Foreign Fonts
I’m working on a new T-shirt idea as a Christmas present for a friend–we’ll see if I can pull it off well enough to try to sell to the general public–and was looking for cool Cyrillic fonts. I thought my discoveries might be useful. Dafont has some awesome fonts in Russian Orthodox Church style, propaganda poster fonts and a couple of fonts that looks like they came from old certificates. The only problem is that they don’t work when you set your keyboard to the Cyrillic alphabet. So either have to figure out which Latin keys get you which Cyrillic letters or open up the “Insert Special Characters” dialogue and work from that.

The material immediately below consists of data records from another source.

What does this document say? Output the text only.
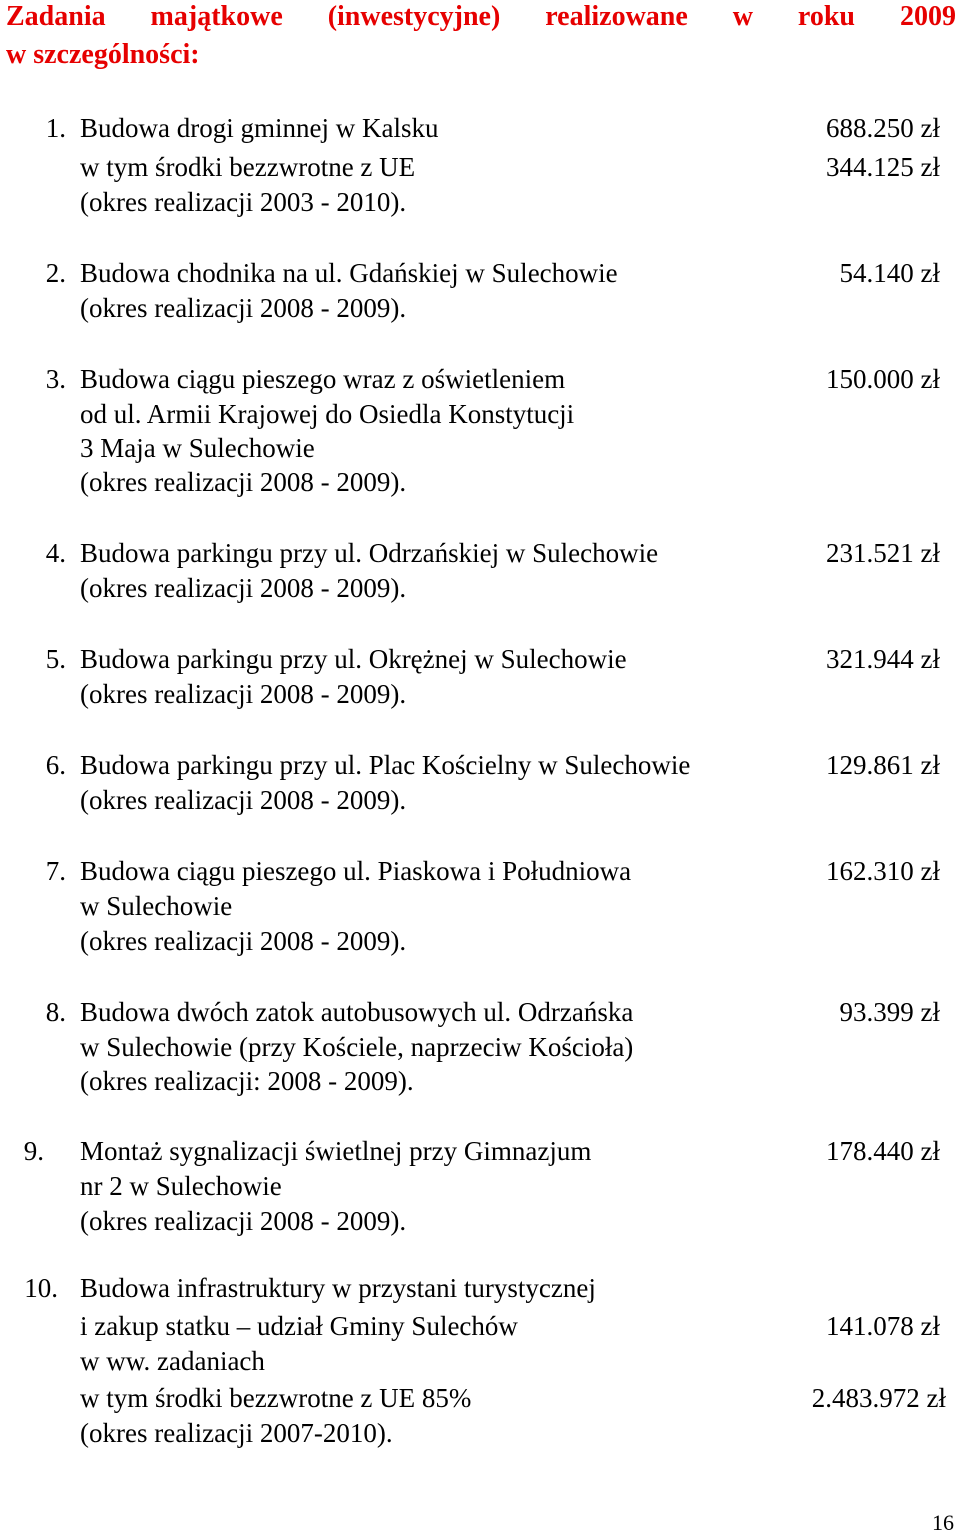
Zadania majątkowe (inwestycyjne) realizowane w roku 2009
w szczególności:
1. Budowa drogi gminnej w Kalsku
w tym środki bezzwrotne z UE
(okres realizacji 2003 - 2010).
688.250 zł
344.125 zł
2. Budowa chodnika na ul. Gdańskiej w Sulechowie
(okres realizacji 2008 - 2009).
54.140 zł
3. Budowa ciągu pieszego wraz z oświetleniem
od ul. Armii Krajowej do Osiedla Konstytucji
3 Maja w Sulechowie
(okres realizacji 2008 - 2009).
150.000 zł
4. Budowa parkingu przy ul. Odrzańskiej w Sulechowie
(okres realizacji 2008 - 2009).
231.521 zł
5. Budowa parkingu przy ul. Okrężnej w Sulechowie
(okres realizacji 2008 - 2009).
321.944 zł
6. Budowa parkingu przy ul. Plac Kościelny w Sulechowie
(okres realizacji 2008 - 2009).
129.861 zł
7. Budowa ciągu pieszego ul. Piaskowa i Południowa
w Sulechowie
(okres realizacji 2008 - 2009).
162.310 zł
8. Budowa dwóch zatok autobusowych ul. Odrzańska
w Sulechowie (przy Kościele, naprzeciw Kościoła)
(okres realizacji: 2008 - 2009).
93.399 zł
9. Montaż sygnalizacji świetlnej przy Gimnazjum
nr 2 w Sulechowie
(okres realizacji 2008 - 2009).
178.440 zł
10. Budowa infrastruktury w przystani turystycznej
i zakup statku – udział Gminy Sulechów
w ww. zadaniach
w tym środki bezzwrotne z UE 85%
(okres realizacji 2007-2010).
141.078 zł
2.483.972 zł
16
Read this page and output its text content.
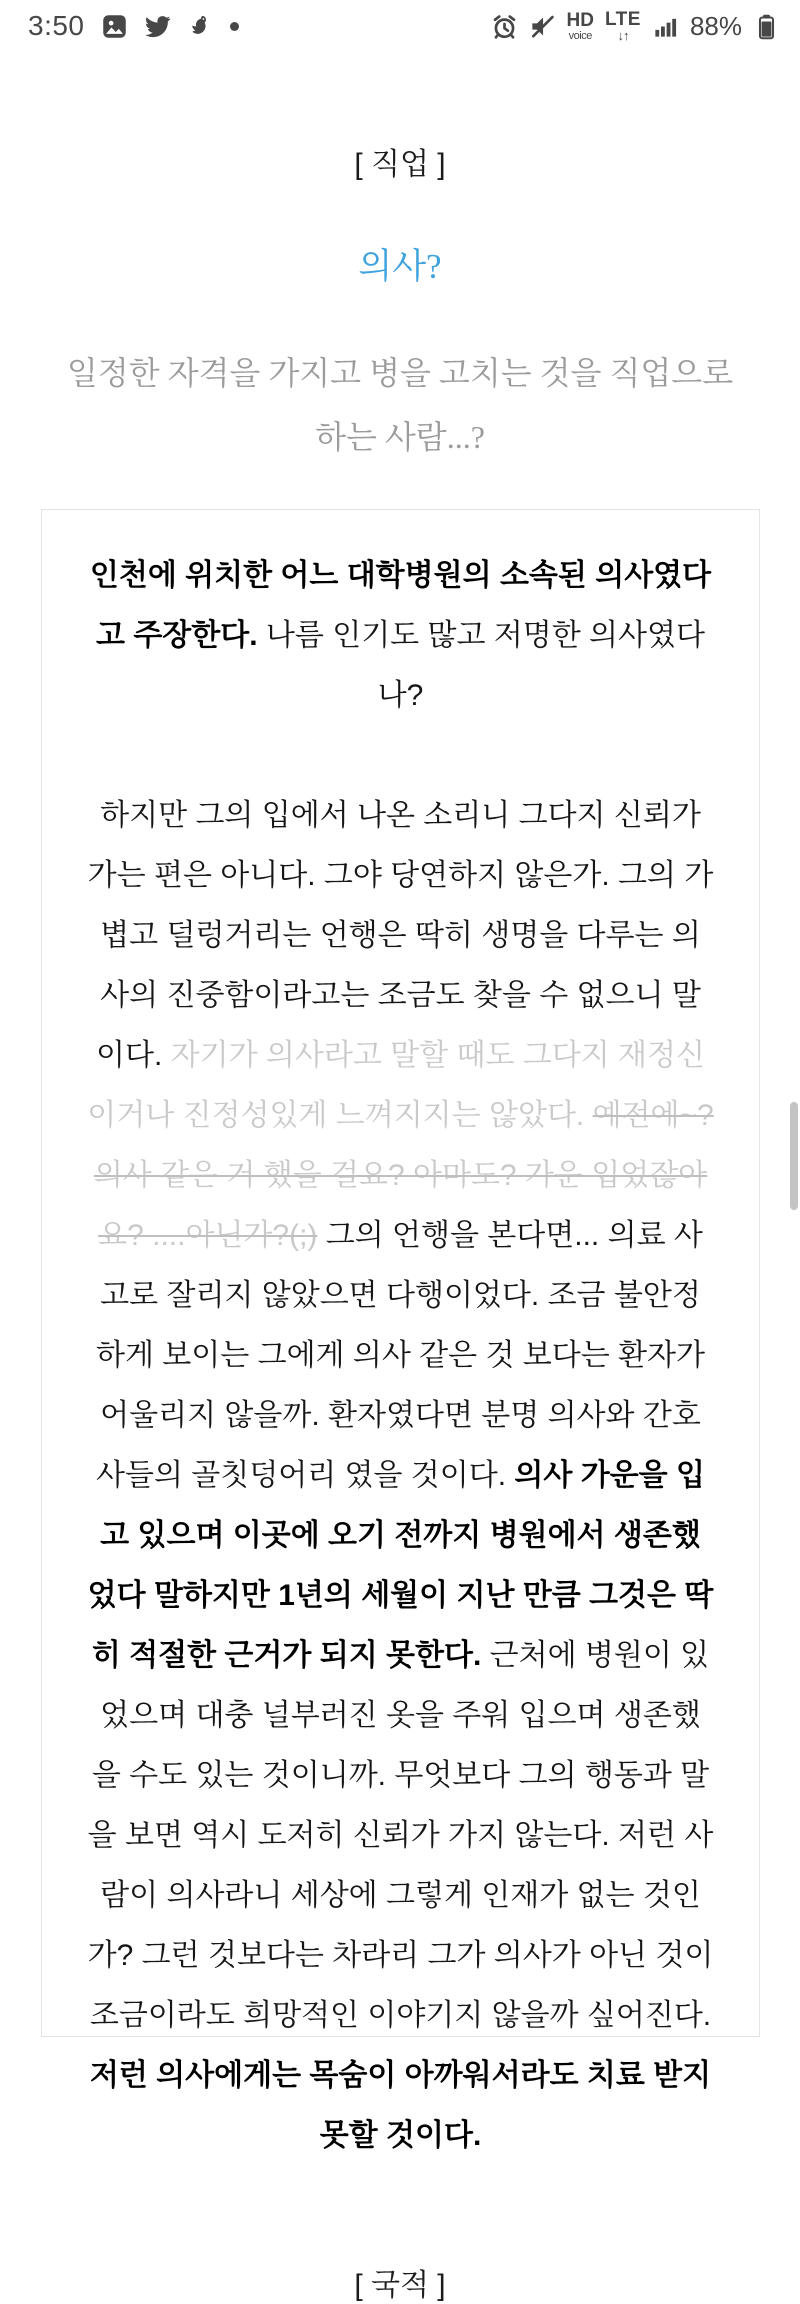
3:50	HD
voice
LTE
↓↑ 88%
[ 직업 ]
의사?
일정한 자격을 가지고 병을 고치는 것을 직업으로
하는 사람...?

인천에 위치한 어느 대학병원의 소속된 의사였다고 주장한다. 나름 인기도 많고 저명한 의사였다나?

하지만 그의 입에서 나온 소리니 그다지 신뢰가 가는 편은 아니다. 그야 당연하지 않은가. 그의 가볍고 덜렁거리는 언행은 딱히 생명을 다루는 의사의 진중함이라고는 조금도 찾을 수 없으니 말이다. 자기가 의사라고 말할 때도 그다지 재정신이거나 진정성있게 느껴지지는 않았다. 예전에~? 의사 같은 거 했을 걸요? 아마도? 가운 입었잖아요? ....아닌가?(;) 그의 언행을 본다면... 의료 사고로 잘리지 않았으면 다행이었다. 조금 불안정하게 보이는 그에게 의사 같은 것 보다는 환자가 어울리지 않을까. 환자였다면 분명 의사와 간호사들의 골칫덩어리 였을 것이다. 의사 가운을 입고 있으며 이곳에 오기 전까지 병원에서 생존했었다 말하지만 1년의 세월이 지난 만큼 그것은 딱히 적절한 근거가 되지 못한다. 근처에 병원이 있었으며 대충 널부러진 옷을 주워 입으며 생존했을 수도 있는 것이니까. 무엇보다 그의 행동과 말을 보면 역시 도저히 신뢰가 가지 않는다. 저런 사람이 의사라니 세상에 그렇게 인재가 없는 것인가? 그런 것보다는 차라리 그가 의사가 아닌 것이 조금이라도 희망적인 이야기지 않을까 싶어진다. 저런 의사에게는 목숨이 아까워서라도 치료 받지 못할 것이다.

[ 국적 ]
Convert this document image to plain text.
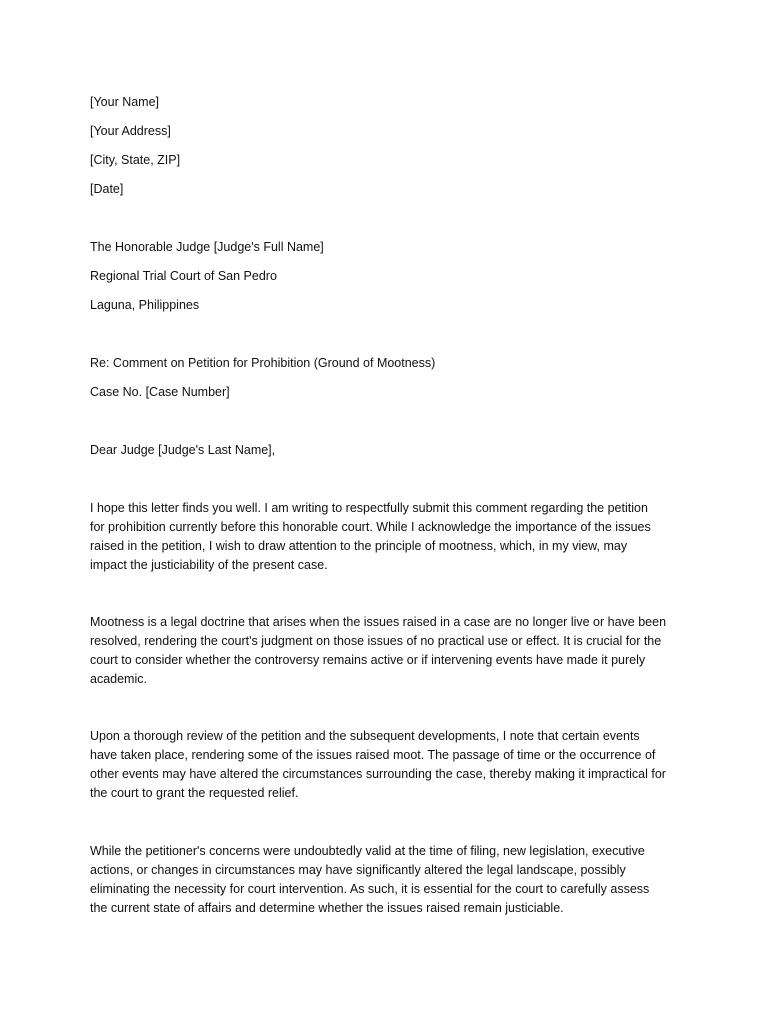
[Your Name]

[Your Address]

[City, State, ZIP]

[Date]

The Honorable Judge [Judge's Full Name]

Regional Trial Court of San Pedro

Laguna, Philippines

Re: Comment on Petition for Prohibition (Ground of Mootness)

Case No. [Case Number]

Dear Judge [Judge's Last Name],

I hope this letter finds you well. I am writing to respectfully submit this comment regarding the petition
for prohibition currently before this honorable court. While I acknowledge the importance of the issues
raised in the petition, I wish to draw attention to the principle of mootness, which, in my view, may
impact the justiciability of the present case.
Mootness is a legal doctrine that arises when the issues raised in a case are no longer live or have been
resolved, rendering the court's judgment on those issues of no practical use or effect. It is crucial for the
court to consider whether the controversy remains active or if intervening events have made it purely
academic.
Upon a thorough review of the petition and the subsequent developments, I note that certain events
have taken place, rendering some of the issues raised moot. The passage of time or the occurrence of
other events may have altered the circumstances surrounding the case, thereby making it impractical for
the court to grant the requested relief.
While the petitioner's concerns were undoubtedly valid at the time of filing, new legislation, executive
actions, or changes in circumstances may have significantly altered the legal landscape, possibly
eliminating the necessity for court intervention. As such, it is essential for the court to carefully assess
the current state of affairs and determine whether the issues raised remain justiciable.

Not too hard to find funky Russian fonts, but a real surprise was the official Kazakh fonts site of the Committee on Languages of the Ministry of Information and Culture. Nice, free fonts that do use the Cyrillic keyboard in a variety of styles. So you can use these for Kazakh or Russian or any other Cyrillic language. Now all I need is a font that makes Cyrillic letters look like Arabic, the kind Eastern restaurants and souvenir stores in Kazakhstan often use, and I will be home free.
By the way, I’m going to feature your blog on my site. I have a section on blogs written by expats and locals. My articles are intended to be general and I try to point my readers to blogs like yours that provide specific insights into living abroad.
Thanks for the post. I returned the favor. Your blog has lots of good stories and statistical information. Useful for expats and researchers alike.